The hearing in the instant case, if not perfect, was thorough and fair. The juvenile was not in any way deprived of the fundamentals of a fair hearing. The issues in dispute received the careful and impartial consideration of the jurist who heard the case. A remand for rehearing, therefore, is unnecessary. See: Commonwealth v. Martinolich, 456 Pa. 136, 162, 318 A.2d 680, 694-695 (1974).
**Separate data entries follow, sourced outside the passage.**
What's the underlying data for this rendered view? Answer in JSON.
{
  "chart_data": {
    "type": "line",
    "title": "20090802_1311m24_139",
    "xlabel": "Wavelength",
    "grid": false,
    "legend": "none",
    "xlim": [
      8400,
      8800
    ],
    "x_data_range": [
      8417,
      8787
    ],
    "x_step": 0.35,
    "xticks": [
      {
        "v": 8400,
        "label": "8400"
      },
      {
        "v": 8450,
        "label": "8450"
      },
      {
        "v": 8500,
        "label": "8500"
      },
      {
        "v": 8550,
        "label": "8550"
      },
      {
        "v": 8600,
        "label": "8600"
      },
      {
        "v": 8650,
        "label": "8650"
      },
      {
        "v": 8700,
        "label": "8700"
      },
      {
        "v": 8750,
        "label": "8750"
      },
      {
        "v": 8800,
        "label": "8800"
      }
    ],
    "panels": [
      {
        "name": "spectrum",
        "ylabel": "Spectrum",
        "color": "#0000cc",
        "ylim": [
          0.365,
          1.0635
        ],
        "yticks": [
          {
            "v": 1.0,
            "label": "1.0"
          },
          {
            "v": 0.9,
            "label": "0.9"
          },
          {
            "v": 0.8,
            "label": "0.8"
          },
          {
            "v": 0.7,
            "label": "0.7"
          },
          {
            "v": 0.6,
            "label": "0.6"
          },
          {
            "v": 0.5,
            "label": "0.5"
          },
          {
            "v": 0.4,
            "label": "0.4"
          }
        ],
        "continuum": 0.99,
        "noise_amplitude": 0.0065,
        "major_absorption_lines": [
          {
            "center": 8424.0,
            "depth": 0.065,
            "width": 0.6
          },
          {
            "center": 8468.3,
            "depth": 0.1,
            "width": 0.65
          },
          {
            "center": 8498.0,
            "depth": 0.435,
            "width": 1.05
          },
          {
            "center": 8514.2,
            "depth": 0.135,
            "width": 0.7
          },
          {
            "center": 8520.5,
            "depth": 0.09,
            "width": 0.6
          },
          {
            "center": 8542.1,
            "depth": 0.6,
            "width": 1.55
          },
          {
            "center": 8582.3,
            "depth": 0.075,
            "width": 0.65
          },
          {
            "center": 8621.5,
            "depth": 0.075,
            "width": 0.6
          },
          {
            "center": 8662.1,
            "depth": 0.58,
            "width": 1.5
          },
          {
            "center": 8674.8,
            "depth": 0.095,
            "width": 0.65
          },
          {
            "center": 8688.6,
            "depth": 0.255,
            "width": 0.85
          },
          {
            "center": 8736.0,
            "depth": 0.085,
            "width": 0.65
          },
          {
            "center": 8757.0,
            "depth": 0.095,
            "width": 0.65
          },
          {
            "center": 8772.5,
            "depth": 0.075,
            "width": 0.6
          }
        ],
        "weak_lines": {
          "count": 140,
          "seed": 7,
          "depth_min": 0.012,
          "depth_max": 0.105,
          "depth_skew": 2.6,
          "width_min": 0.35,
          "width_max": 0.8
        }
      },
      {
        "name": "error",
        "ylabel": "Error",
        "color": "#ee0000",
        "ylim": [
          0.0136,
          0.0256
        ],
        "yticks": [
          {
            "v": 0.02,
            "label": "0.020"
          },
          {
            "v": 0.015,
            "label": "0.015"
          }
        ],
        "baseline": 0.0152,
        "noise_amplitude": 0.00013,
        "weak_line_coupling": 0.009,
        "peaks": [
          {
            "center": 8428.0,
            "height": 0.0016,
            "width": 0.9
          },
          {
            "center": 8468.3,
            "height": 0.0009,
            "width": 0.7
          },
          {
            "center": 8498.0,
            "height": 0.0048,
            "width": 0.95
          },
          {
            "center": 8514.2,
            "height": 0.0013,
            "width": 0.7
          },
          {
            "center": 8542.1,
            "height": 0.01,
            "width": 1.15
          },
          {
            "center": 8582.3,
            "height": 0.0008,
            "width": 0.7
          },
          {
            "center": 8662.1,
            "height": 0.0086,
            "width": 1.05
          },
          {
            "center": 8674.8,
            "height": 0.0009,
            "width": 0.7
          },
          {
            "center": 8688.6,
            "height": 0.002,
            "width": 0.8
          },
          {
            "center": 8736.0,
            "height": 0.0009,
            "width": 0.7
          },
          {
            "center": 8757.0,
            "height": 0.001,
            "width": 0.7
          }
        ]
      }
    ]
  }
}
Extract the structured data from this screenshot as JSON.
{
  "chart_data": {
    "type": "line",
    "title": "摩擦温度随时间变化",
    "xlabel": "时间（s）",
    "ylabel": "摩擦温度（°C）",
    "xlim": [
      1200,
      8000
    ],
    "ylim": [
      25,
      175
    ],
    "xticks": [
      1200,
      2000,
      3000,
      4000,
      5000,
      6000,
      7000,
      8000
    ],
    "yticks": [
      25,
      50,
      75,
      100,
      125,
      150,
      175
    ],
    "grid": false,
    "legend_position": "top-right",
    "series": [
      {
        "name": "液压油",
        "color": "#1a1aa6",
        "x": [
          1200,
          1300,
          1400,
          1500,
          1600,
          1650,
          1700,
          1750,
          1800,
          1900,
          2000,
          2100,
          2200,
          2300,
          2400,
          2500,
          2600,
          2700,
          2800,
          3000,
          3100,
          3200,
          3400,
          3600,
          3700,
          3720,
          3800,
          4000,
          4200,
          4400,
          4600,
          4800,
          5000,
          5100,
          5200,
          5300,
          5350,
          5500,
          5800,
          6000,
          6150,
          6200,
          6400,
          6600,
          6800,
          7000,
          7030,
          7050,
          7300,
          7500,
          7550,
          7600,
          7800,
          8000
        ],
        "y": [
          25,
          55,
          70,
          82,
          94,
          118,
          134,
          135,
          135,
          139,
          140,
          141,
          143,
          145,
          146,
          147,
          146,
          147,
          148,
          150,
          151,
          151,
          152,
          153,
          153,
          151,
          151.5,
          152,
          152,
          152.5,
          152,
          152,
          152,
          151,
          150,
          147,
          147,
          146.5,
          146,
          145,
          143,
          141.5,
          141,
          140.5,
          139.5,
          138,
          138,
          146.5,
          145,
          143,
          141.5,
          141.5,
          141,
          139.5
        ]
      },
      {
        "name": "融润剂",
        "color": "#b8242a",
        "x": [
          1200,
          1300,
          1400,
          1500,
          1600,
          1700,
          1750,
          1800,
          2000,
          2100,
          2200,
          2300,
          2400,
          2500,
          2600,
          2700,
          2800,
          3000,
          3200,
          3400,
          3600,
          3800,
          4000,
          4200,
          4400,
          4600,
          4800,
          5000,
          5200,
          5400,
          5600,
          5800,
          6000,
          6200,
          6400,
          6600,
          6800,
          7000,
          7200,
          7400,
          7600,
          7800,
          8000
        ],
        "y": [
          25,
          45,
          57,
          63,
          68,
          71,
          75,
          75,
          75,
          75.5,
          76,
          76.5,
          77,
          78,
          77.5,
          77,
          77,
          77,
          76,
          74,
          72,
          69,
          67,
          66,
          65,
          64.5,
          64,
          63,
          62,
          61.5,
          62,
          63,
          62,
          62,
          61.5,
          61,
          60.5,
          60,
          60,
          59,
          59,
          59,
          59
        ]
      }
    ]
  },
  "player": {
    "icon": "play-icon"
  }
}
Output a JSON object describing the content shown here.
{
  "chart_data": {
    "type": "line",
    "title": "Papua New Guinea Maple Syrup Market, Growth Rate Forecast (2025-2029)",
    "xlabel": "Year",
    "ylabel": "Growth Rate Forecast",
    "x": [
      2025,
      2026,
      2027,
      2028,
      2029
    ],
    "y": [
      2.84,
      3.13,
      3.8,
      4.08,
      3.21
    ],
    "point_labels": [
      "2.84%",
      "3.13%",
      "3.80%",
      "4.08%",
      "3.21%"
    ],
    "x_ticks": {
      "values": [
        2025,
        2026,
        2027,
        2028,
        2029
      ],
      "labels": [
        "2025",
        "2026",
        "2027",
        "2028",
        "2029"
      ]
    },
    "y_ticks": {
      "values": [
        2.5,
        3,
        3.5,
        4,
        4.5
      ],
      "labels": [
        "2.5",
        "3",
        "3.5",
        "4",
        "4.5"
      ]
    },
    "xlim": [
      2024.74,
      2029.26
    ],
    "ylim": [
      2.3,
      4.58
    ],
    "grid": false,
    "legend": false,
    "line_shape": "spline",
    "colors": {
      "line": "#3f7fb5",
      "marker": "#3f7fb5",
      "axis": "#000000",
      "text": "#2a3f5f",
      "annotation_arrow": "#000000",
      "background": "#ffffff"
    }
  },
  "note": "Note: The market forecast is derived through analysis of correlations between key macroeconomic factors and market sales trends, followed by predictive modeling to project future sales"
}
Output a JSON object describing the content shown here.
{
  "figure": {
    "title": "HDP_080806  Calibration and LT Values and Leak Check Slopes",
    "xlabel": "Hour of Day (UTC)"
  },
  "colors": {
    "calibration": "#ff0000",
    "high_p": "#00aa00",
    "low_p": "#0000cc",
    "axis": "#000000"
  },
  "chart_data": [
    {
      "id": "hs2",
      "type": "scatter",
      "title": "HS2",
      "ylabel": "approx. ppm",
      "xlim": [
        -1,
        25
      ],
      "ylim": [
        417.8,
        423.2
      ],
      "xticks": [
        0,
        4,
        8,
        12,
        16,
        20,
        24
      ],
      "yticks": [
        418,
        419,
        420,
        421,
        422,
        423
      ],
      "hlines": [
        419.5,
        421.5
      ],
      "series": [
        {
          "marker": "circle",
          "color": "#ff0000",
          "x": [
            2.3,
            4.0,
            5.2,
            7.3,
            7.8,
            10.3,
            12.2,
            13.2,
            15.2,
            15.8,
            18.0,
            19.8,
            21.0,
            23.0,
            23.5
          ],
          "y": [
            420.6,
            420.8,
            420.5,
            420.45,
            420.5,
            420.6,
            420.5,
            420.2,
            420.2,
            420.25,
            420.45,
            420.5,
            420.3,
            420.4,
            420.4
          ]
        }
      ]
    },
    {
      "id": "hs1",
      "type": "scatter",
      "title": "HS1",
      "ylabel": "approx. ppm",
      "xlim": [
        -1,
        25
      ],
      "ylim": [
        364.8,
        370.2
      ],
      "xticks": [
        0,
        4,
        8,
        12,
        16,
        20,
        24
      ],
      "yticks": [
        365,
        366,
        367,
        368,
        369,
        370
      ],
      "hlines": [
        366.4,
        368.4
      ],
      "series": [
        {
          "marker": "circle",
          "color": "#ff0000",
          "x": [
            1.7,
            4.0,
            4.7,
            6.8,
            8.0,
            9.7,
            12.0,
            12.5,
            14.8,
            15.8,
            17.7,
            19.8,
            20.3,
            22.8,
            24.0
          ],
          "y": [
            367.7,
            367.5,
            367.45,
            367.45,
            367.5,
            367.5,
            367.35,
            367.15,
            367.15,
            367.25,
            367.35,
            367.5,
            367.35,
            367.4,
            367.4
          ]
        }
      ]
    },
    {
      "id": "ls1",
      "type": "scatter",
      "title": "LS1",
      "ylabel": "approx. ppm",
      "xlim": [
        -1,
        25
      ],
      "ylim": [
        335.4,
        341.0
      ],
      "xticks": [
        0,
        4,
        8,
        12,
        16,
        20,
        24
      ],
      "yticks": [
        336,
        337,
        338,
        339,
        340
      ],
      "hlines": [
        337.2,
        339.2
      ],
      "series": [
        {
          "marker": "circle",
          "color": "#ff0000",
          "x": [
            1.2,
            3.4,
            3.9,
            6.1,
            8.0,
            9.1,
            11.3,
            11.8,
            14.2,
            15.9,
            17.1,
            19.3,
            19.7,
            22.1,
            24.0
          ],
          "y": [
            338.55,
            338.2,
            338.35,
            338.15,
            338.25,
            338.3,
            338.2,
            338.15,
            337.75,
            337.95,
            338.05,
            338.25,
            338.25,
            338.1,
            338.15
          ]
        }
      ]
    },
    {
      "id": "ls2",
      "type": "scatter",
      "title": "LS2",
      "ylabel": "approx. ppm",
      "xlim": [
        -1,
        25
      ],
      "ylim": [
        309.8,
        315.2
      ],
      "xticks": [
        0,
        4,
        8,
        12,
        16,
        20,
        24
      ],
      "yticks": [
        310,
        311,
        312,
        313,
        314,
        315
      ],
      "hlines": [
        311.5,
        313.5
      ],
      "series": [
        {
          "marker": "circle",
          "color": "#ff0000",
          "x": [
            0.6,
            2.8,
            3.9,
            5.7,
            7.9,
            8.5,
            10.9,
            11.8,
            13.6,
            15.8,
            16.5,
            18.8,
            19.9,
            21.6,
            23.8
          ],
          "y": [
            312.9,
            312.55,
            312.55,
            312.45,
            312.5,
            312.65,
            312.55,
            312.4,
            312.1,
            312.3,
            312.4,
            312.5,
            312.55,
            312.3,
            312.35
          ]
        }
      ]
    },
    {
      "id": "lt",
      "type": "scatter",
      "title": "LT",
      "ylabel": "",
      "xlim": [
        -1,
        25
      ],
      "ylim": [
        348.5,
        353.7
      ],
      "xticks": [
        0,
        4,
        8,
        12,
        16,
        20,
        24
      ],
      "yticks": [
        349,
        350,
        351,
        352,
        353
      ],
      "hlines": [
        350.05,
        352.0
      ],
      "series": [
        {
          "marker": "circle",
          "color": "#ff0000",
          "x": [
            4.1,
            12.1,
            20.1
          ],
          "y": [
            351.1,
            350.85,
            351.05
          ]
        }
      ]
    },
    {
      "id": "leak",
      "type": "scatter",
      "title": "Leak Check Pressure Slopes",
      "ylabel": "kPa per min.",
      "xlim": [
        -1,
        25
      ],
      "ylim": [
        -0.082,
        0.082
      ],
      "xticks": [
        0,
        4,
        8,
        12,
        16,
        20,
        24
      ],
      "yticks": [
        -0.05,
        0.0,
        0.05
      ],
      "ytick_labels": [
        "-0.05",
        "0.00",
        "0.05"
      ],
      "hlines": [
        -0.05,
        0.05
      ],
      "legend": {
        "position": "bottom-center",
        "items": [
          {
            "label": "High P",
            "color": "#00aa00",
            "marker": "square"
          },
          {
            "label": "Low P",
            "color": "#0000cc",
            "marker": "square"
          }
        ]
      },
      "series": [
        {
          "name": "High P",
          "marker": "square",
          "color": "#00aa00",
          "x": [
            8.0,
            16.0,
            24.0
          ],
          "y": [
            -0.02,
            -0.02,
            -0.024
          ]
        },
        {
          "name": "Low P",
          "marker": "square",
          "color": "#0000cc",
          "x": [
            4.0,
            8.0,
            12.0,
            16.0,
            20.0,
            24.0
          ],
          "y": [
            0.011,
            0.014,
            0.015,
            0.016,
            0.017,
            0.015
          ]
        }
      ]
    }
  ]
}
Appellant also complains that the Juvenile Court judge refused to receive and consider the results of a polygraph test. I concur with the majority’s rejection of this contention. The law is clear that the results of polygraph tests are not admissible in a court of law. The scientific reliability of such tests has never been established. Commonwealth v. Gee, 467 Pa. 123, 354 A.2d 875 (1976); Commonwealth v. Brooks, 454 Pa. 75, 309 A.2d 732 (1973); Commonwealth v. Saunders, 386 Pa. 149, 125 A.2d 442 (1956); Commonwealth ex rel. Riccio v. Dilworth, 179 Pa.Super. 64, 115 A.2d 865 (1955). There is no good reason for creating an exception, as appellant would have us do, to permit the results of polygraph tests to be used in juvenile hearings.

Appellant contends finally that the Juvenile Court abused its discretion when it denied appellant’s request to transfer the case to criminal court for trial by jury.1 Appellant’s motion for transfer, however, was not timely made. It was made for the first time at the start of the second day of hearings. By that time, the evidence in support of the delinquency petition had been introduced, and a part of the juvenile’s case had also been presented. By failing to make his request before the court began hearing the petition on its merits, appellant waived his right to request a transfer. Certainly it was too late to request a transfer after the evidence in support of the petition had been fully presented.

*297I would affirm the adjudication of delinquency; and therefore, I respectfully dissent.

. Act of December 6, 1972, P.L. 1464, No. 333, § 28(c), 11 P.S. § 50-325.